Clinical psychologists aim to reduce psychological distress and enhance and promote psychological wellbeing. They work with people who have a wide range of problems including anxiety, depression, addictive or behavioural disorders, relationship problems, child and family problems, learning disabilities or serious mental illness. They aim to help clients to cope with their problems and to make positive changes.
A clinical psychologist will start work with a client by assessing the individual to define their difficulties. The psychologist may do this through:
- discussion with the client
- observing the client’s behaviour
- using a range of psychometric tests.
The psychologist and client then agree a programme of individually-tailored intervention or treatment. This can include:
- therapy on a one-to-one basis or in a group
Clinical psychologists monitor their clients’ progress and keep written records. They usually work with a particular client group, for example adults with mental health conditions, children and families, or older adults. Clinical psychologists form part of a team which includes doctors, nurses, social workers, occupational therapists and physiotherapists.
Most clinical psychologists work around 37.5 hours a week, Monday to Friday. Some evening and weekend working may be necessary. Part-time work may be available. They work in hospitals, psychiatric units, health centres, community mental health teams, child and adolescent mental health services and social services. Local travel is often required.
Once qualified as a clinical psychologist, you can earn between £30,764 and £40,558.
Consultant clinical psychologists can earn up to £81,618.
Salary levels outside the NHS will vary depending on your employer.
It is particularly important for clinical psychologists to be able to tolerate distressing and difficult emotions. In addition, they should:
- be an excellent communicator
- possess strong academic ability, with an interest in the mind and behaviour
- have a good grasp of scientific techniques
- be able to inspire trust and confidence.
Most clinical psychologists work for the NHS, but there are also opportunities in universities and in private practice. Competition is fierce for postgraduate training and for positions providing relevant work experience (for example, as assistant psychologist), but there are good opportunities for qualified clinical psychologists.
To become a qualified clinical psychologist and to register with the Health Professions Council, candidates must:
Complete an honours degree in psychology that is accredited by the British Psychological Society (BPS) as giving eligibility for the Graduate Basis for Chartered Membership (GBC).
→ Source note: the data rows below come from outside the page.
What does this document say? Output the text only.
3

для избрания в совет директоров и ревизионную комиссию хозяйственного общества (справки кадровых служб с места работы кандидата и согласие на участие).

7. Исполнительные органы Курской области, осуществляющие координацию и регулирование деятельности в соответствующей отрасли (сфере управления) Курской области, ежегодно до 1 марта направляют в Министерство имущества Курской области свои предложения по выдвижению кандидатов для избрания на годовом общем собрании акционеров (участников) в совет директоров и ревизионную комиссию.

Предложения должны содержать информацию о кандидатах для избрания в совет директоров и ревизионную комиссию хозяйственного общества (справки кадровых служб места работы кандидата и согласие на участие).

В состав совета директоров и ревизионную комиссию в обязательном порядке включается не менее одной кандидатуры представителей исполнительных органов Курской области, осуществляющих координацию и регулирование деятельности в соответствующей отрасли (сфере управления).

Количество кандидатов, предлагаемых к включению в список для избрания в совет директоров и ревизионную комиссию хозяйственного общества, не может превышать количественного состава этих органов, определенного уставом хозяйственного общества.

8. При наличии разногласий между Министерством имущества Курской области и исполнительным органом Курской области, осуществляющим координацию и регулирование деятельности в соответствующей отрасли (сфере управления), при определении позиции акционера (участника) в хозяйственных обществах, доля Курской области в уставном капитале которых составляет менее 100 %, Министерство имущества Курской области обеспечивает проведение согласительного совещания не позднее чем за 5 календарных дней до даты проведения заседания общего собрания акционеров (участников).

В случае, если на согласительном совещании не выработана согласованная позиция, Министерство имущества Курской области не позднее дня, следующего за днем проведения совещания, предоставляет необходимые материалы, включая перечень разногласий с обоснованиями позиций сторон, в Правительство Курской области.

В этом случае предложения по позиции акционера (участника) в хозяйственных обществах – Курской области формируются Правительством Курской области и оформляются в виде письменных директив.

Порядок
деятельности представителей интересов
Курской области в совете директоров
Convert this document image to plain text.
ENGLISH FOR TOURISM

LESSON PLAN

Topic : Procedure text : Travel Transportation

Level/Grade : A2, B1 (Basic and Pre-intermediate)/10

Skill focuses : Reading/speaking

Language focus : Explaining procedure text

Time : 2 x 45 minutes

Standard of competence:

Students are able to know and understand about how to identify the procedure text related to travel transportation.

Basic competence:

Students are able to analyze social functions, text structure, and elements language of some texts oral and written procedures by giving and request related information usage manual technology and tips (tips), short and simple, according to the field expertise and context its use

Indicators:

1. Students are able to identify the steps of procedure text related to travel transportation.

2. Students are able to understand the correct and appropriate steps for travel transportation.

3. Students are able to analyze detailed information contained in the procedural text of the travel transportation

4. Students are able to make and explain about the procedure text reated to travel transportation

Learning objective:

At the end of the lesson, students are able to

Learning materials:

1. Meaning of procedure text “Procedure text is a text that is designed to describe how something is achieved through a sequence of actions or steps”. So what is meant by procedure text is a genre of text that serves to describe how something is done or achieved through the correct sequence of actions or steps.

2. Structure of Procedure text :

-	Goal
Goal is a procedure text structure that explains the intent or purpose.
Gain relevant work experience before applying for a place on a doctorate course. This experience could be as an assistant psychologist or research assistant. Experience in nursing or in social services may also be useful.
Complete a three-year, full-time doctorate in clinical psychology. The NHS funds this period of training – those who gain a place are employed by the NHS as trainee clinical psychologists, and combine their academic study and research with clinical practice.
Skilled, experienced clinical psychologists working in the NHS may specialise or progress to managing a department or large section. There are also opportunities to work in training, teaching or research or to move into the private sector.